In addition to facilitating hippocampal LTP, a recent study has demonstrated that the hormone leptin has the ability to induce a novel form of LTD in the CA1 region of the hippocampus [72
]. It is well documented that long-term depression (LTD) of excitatory synaptic transmission is a persistent weakening of synaptic strength that is involved in learning and memory processes and neuronal development. Two main forms are known to exist in the mammalian CNS that are induced by the synaptic activation of NMDA [80
] and metabotropic glutamate receptors [81
], respectively. In contrast to these established forms of NMDA receptor-dependent LTD, the LTD induced by leptin was only apparent under conditions of enhanced excitability evoked by either Mg2+
-free medium or following blockade of GABAA
receptors with picrotoxin. Moreover leptin failed to induce any long lasting change in synaptic strength under basal conditions [72
]. However, in a manner similar to the LTD induced by either low frequency stimulation (LFS) or mGluR activation, leptin-induced LTD was dependent on the synaptic activation of NMDA receptors as it was markedly attenuated by the competitive NMDA receptor antagonist, D-AP5. In contrast, mGluRs were not involved in the induction of leptin-induced LTD as prior incubation of hippocampal slices with a combination of group 1a (LY367385) and group 5 (MPEP) mGluR antagonists did not affect the ability of leptin to induce LTD. Similarly mGluRs were not involved in the maintenance phase of leptin-induced LTD as blockade of either group II mGluRs (LY341495) or group 1a/5 mGluRs (MPEP plus LY367385) failed reverse the LTD induced by leptin. In occlusion studies, Durakoglugil et al [72
] also demonstrated that leptin-induced LTD and LFS-induced LTD share at least some similar expression mechanisms. Thus, following saturation of LFS-induced LTD, leptin failed to reduce synaptic responses further, whereas following induction of LTD by leptin, subsequent LFS still depressed synaptic transmission.
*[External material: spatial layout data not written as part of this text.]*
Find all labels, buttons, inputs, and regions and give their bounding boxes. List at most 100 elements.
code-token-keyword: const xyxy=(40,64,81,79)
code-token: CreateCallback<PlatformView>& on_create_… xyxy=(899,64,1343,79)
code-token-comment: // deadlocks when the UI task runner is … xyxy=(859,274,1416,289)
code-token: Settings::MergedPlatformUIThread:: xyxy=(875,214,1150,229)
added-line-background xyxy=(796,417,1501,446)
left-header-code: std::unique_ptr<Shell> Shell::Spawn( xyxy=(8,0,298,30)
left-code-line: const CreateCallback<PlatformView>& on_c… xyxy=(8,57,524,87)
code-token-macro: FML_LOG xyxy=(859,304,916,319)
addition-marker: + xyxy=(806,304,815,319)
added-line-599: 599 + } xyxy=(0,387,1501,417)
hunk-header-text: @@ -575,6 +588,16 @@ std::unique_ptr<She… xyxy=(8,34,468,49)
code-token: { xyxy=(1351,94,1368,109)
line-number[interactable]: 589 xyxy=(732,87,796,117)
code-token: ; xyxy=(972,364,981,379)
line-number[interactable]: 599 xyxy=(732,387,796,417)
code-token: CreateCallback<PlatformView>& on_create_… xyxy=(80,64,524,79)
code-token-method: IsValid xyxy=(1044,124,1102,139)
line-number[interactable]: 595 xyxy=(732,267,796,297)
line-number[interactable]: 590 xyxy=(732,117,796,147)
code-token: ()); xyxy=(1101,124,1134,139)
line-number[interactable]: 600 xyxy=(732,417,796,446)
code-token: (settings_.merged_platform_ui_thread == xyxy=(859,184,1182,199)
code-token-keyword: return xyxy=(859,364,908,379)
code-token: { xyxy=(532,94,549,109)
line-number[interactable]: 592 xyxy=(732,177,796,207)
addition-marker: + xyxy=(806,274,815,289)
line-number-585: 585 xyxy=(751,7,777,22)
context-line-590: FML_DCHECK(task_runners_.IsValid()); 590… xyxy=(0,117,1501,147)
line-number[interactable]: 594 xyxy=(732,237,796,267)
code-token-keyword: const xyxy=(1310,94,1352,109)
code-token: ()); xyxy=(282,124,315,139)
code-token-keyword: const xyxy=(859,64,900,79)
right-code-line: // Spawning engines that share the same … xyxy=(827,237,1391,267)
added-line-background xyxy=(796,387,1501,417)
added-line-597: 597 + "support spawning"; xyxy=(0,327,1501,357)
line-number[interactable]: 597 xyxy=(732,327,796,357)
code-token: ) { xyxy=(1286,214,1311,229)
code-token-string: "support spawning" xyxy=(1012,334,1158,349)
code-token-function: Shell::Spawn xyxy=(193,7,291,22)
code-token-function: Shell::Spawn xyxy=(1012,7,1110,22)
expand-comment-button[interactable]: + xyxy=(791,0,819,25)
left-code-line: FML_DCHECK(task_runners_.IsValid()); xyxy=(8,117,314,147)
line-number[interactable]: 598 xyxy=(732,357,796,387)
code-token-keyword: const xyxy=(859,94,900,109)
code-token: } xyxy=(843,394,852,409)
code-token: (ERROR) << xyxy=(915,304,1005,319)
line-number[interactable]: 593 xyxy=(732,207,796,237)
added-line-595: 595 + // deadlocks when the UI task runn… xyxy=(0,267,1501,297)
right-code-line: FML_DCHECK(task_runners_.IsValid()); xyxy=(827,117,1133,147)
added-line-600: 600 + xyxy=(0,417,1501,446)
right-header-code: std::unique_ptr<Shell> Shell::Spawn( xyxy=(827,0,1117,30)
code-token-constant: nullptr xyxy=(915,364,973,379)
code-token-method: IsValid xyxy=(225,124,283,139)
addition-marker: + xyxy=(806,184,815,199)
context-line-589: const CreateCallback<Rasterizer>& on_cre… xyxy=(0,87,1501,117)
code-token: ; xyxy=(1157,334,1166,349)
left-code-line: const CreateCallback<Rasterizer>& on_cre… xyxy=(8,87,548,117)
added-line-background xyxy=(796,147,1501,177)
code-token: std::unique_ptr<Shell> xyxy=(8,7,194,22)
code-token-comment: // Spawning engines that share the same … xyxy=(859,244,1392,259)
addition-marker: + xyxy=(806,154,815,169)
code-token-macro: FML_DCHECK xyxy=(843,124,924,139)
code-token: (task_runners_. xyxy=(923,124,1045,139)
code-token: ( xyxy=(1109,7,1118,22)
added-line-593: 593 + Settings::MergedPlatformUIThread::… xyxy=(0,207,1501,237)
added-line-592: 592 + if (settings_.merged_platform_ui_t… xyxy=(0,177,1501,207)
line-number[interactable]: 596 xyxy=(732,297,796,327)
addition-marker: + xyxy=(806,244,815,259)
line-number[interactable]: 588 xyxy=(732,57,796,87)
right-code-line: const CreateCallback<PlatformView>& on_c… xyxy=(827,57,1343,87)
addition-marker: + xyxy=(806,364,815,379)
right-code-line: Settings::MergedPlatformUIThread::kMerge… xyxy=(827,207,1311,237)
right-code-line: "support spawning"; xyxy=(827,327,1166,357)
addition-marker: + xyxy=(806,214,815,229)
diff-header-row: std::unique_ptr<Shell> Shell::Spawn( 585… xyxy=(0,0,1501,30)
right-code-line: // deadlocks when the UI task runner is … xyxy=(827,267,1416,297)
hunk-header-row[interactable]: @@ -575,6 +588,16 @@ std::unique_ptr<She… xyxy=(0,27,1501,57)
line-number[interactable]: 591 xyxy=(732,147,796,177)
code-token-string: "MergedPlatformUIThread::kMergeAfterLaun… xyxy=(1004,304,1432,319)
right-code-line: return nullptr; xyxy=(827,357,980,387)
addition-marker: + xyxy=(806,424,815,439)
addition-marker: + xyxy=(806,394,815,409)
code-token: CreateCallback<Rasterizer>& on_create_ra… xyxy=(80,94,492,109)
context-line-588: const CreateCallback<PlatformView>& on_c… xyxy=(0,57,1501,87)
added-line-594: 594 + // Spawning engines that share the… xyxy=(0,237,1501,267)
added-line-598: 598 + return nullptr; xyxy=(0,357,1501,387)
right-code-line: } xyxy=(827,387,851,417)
Interestingly the hormone insulin, which displays many parallels to leptin in terms of its downstream signaling capability and its cellular targets in neurons, can also induce a form of NMDA receptor-dependent hippocampal LTD [83
]. In a manner analogous to leptin, the LTD induced by insulin was only apparent when neuronal excitability was increased by either blockade of GABAA
receptor-mediated fast inhibitory synaptic transmission, or by lowering the extracellular levels of Mg2+
Previous immunocytochemical studies have shown that leptin receptors are expressed at both pre- and post-synaptic sites at hippocampal CA1 synapses [30
]. Thus, leptin-induced LTD could conceivably be expressed at either locus. In order to determine the locus of this form of LTD, Durakoglugil et al [72
] examined the effects of leptin on the degree of paired-pulse facilitation (PPF) induced when two stimuli were delivered with an inter-stimulus interval of 50 ms. The effects of leptin were compared to adenosine, as adenosine depresses excitatory synaptic transmission at this synapse by a presynaptic mechanism [85
]. Under conditions where leptin depressed synaptic transmission, there was no significant corresponding change in the PPF ratio, whereas the depression evoked by adenosine was paralleled by a marked change in the PPF ratio. Thus leptin-induced LTD is most likely to be expressed postsynaptically.
8. 1. Leptin-induced LTD is negatively regulated by PI 3-kinase and serine/threonine phosphatases.
Durakoglugil et al [72
] also examined the signaling pathways underlying leptin-induced LTD. In contrast to the ability of leptin to promote hippocampal LTP, a MAPK-independent process underlies leptin-induced LTD. Thus, incubation of hippocampal slices with either PD98059 or U0126 to inhibit MAPK activation, did not affect the ability of leptin to induce LTD. Moreover, inhibition of PI 3-kinase with either wortmannin or LY294002 did not attenuate, but rather markedly enhanced the level of LTD induced by leptin [72
], suggesting that leptin-induced LTD is negatively regulated by PI 3-kinase. Interestingly this is also in contrast to insulin-induced LTD which is attenuated by PI 3-kinase inhibitors [83
Serine/threonine phosphatases are also implicated in the regulation of leptin-induced LTD as okadaic acid, a protein phosphatase 1/2A (PP1/2A) inhibitor, significantly enhanced the degree of LTD induced by leptin. In contrast, inhibitors of protein phosphatase 2B (cypermethrin or cyclosporine) had no effect on the ability of leptin to induce LTD ().